I am not going to mention sand and water play because I know you all do that already and you know why. But don’t forget scent. There are so many pleasant and unpleasant smells that children should be able to identify, especially from a safety point of view. Let them explore with rose petals, lavender or other flowers, leaves such as lime or rosemary that are strongly-scented. Have bottles of vanilla or peppermint oil on hand and so on. Remember to incorporate as much appropriate language as possible. What else smells like that? Do you like it? Why? Why not?
Sound is wonderful – play different instruments (no, I don’t mean personally – get recordings). See if the children recognize them. Try a few and then see if they can discriminate between the different instruments when you play some classical music to them. Now dance or move creatively to this music. Is it scary music? Sad music? Happy music? How do you know? Why does the music make you feel like that? Of course, there are other sounds rather than those from musical instruments. See what recordings you can find and see if they recognize them – the wind, the sea, the rain, a jackhammer, different birdsong and so on.
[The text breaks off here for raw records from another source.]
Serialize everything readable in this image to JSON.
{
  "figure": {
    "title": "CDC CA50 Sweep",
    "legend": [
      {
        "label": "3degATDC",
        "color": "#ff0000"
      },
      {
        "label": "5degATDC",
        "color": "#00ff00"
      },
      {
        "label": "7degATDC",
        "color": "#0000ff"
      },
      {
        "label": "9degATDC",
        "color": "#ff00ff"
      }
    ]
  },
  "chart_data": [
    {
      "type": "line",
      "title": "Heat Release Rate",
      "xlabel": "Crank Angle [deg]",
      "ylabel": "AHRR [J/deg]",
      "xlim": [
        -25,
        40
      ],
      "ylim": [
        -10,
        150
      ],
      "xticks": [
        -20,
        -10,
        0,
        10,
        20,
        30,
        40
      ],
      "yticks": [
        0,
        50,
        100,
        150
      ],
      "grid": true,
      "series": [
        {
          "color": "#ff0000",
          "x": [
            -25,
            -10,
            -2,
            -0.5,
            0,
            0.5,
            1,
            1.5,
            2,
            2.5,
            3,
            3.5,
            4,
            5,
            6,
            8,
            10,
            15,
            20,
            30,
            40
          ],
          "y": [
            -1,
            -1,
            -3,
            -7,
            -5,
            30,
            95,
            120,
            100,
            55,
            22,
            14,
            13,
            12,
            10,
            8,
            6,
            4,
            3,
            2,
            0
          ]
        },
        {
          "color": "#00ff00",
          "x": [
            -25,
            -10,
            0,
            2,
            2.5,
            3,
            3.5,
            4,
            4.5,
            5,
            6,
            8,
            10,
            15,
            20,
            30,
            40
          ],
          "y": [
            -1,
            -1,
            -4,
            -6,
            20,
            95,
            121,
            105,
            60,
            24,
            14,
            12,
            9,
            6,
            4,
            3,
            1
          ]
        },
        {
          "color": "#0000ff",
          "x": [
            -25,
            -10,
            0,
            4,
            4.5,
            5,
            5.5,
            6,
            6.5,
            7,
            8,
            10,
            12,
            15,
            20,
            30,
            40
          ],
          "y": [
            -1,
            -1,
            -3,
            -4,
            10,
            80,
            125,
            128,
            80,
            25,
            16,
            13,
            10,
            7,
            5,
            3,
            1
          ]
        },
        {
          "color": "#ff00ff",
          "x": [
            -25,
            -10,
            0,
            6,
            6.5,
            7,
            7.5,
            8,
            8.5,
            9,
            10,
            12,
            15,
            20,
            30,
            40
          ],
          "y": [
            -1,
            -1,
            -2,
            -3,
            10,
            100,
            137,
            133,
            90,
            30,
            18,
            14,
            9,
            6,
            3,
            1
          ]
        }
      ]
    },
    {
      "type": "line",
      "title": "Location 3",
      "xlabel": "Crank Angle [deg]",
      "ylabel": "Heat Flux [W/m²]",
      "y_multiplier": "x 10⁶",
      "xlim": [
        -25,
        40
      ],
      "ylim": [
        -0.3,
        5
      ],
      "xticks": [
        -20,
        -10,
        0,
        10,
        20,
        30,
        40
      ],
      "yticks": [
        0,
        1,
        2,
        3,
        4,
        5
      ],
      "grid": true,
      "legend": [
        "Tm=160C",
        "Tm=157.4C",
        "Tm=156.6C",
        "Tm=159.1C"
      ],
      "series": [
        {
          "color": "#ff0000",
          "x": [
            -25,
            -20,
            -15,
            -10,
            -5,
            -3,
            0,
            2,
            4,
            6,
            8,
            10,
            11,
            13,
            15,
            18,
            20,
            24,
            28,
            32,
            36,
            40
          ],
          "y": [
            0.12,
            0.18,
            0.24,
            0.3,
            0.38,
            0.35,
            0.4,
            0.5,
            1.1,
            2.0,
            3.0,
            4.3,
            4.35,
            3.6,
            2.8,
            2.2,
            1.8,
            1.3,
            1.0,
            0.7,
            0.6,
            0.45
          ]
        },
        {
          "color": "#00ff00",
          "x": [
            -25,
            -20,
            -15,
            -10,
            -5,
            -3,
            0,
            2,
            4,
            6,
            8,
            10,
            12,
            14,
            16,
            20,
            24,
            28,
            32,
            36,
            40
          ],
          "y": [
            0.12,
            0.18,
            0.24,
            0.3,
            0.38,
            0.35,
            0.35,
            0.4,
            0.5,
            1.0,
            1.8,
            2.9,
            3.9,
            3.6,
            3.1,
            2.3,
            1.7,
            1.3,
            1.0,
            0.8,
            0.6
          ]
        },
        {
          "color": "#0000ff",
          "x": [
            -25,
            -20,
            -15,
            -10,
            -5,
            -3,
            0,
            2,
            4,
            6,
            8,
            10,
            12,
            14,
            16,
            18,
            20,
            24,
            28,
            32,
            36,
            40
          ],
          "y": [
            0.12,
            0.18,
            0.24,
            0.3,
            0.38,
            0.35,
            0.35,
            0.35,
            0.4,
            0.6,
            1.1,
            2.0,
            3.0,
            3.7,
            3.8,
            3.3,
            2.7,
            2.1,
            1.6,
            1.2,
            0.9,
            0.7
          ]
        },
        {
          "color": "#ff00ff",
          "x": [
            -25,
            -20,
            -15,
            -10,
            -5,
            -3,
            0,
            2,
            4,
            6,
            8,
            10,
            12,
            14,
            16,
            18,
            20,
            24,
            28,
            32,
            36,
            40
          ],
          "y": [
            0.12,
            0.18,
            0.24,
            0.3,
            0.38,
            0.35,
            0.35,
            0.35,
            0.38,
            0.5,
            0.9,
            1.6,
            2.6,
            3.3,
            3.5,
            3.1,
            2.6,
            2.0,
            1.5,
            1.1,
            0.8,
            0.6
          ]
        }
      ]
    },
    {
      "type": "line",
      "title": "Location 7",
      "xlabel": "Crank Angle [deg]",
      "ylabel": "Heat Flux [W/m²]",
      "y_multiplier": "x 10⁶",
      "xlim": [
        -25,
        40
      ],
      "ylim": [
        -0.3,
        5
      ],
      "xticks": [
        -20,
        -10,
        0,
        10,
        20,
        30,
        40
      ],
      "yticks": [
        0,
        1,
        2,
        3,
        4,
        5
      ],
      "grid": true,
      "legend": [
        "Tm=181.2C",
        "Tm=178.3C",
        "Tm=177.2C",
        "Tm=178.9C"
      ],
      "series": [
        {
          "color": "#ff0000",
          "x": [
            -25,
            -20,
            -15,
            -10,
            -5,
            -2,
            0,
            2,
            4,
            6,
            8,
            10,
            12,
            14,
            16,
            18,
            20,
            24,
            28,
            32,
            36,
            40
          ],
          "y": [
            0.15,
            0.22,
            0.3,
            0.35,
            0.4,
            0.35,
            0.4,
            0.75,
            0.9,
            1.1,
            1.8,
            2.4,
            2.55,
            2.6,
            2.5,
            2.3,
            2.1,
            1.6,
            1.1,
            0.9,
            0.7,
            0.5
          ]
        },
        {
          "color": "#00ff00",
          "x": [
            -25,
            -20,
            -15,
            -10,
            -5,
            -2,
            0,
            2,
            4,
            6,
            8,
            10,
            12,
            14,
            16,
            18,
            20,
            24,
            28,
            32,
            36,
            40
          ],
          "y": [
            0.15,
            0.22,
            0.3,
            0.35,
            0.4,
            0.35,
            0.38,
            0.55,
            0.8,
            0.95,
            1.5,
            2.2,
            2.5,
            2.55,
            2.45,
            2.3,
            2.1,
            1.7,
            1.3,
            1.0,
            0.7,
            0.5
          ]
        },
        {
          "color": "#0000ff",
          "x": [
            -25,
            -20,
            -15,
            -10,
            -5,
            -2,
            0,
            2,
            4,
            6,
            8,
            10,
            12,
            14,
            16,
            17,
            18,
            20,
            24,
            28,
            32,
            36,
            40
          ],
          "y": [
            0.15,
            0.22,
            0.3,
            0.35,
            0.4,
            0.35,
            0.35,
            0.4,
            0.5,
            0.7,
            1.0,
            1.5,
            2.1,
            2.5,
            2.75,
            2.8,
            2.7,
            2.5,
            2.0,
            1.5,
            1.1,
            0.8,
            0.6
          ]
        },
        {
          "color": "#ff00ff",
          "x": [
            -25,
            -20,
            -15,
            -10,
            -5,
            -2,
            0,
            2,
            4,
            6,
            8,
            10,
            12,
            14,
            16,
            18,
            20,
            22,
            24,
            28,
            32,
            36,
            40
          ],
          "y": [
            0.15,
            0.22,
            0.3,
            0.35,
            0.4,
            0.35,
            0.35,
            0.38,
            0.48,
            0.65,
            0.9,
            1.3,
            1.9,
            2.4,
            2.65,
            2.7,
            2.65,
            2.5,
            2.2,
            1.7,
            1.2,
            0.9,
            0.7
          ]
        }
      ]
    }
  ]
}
I like to use a tactile ring (a rainbow ring made of different fabrics that have a distinct sound when touched) which is a wonderful alternative to a parachute or rainbow ring, especially for hearing-impaired or sight-impaired children. (If you are interested, details can be found on my website – Click Here.
You can incorporate taste creatively too, although through food they get a lot of input. Have some small paddle pop sticks on hand so the children can taste various different flavours. Which is salty, sour, sweet, spicy? What else tastes like that? Do you like it? Why? Why not? Keep it simple. Keep it fun.
There are so many sensory activities once you get started. If you are not doing enough of them, start today. Such fun!